Wieso sagen Sie «Nein» zur Selbstbestimmungsinitiative?
Schweizer Wissenschaftler sind international sehr aktiv in Gremien, in Komitees und Organisationen. So gestalten sie die Wissenschaftslandschaft in Europa und auf der Welt mit. Diese Mitbestimmung ist sehr wichtig, und wir werden sie nicht mehr haben, wenn wir uns von dieser Welt abgrenzen. Denn was die Initiative wirklich fordert, ist, dass jede internationale Vereinbarung durch eine Abstimmung infrage gestellt werden kann. So werden solche internationalen Vereinbarungen klar schwächer gewichtet und das ist eine Art uns abzutrennen.

Was hätte denn ein «Ja» für konkrete Folgen für Schweizer Unis, Schweizer Forschende?
Ich glaube, dass wir keine Mitbestimmungsrechte in europäischen Forschungsprogrammen mehr hätten, zum Bespiel in dem laufenden «Horizon 2020» oder dem Nachfolgeprogramm «Horizon Europe». Das ist ja teilweise auch schon nach der Masseneinwanderungsinitiative 2014 passiert.

Ausschnitte aus dem Interview

Damals haben Sie sich nicht zur Abstimmung geäussert. War das im Nachhinein ein Fehler?
Vielleicht. Wir hatten damals natürlich schon eine Meinung, entschieden uns aber dagegen, damit an die Öffentlichkeit gehen.
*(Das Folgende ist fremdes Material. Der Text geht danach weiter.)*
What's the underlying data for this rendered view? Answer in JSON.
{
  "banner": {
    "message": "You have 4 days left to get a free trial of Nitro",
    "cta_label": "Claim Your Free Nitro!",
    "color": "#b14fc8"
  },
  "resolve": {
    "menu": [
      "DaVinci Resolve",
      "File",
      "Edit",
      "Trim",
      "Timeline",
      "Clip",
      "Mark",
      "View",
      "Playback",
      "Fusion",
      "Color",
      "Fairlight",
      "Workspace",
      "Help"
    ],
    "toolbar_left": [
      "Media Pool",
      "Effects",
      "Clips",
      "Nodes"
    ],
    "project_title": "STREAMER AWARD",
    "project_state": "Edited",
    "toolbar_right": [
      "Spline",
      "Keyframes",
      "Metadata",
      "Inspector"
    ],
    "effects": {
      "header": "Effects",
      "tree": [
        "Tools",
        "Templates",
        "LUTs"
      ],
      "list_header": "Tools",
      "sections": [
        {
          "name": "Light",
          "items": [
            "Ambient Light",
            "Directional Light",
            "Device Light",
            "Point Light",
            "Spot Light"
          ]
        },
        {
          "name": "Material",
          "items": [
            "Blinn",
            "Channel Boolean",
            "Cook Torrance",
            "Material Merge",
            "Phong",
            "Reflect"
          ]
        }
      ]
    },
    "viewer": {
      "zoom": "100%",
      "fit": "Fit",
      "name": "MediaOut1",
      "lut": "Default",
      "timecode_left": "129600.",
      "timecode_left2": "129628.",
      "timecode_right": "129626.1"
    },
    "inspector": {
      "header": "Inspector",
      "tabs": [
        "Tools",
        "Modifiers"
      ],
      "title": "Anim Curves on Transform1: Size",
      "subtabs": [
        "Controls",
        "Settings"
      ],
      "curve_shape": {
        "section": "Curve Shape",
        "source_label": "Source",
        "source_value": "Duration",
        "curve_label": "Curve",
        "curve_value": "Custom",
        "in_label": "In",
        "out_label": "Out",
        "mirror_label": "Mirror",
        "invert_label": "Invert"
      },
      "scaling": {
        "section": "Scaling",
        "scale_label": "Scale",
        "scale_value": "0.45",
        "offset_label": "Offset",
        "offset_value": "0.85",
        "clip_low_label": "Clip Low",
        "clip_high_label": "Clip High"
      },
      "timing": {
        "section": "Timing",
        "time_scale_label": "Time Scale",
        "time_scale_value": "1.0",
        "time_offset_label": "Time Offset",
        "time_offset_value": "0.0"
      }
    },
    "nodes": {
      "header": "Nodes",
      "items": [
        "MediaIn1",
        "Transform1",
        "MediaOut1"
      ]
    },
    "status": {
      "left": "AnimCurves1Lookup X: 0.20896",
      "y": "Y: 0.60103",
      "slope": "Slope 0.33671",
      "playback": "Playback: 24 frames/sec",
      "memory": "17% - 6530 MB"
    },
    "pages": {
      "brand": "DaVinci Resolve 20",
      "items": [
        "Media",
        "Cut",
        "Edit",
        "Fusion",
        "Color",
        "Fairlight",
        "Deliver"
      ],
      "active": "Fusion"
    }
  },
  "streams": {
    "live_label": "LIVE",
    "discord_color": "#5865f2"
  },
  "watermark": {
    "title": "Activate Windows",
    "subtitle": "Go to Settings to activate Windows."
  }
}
Die Konsequenzen für die Wissenschaft waren dann drastisch. Wir wurden teilweise von «Horizon 2020» ausgeschlossen und durften keine Verantwortung für Projekte mehr übernehmen. Und wir konnten viel weniger Forschungsprojekte in der Schweiz durchführen als noch vor 2014. Deshalb wollten wir dieses Mal explizit Stellung nehmen.

Solche Forschungsprogramme mögen für die Wissenschaftlerinnen und Wissenschaftler wichtig sein, aber was hat die Bevölkerung davon?
Wissenschaft trägt zur Bildung bei und das ist etwas Zentrales. Wenn die Schweiz jetzt gut funktioniert, dann liegt das daran, dass wir eine sehr gute Bildung haben. Und die ist in unserer Wissenschaft verankert.

Die Selbstbestimmungsinitiative will ja eigentlich Schweizer Interessen schützen. Nun klingt es aber so, als ob sie genau das Gegenteil bewirken würde.
Ja, denn wenn wir nicht mitbestimmen auf diesen internationalen Ebenen, dann sind wir den Bedingungen, die die anderen beschliessen, völlig ausgeliefert. Dann werden wir zu Opfern. Jetzt haben wir die Möglichkeit, mitzugestalten, und diese Möglichkeit nehmen wir Schweizer Forschenden auch stark wahr. Das einfach fallen zu lassen wäre wirklich sehr, sehr schade.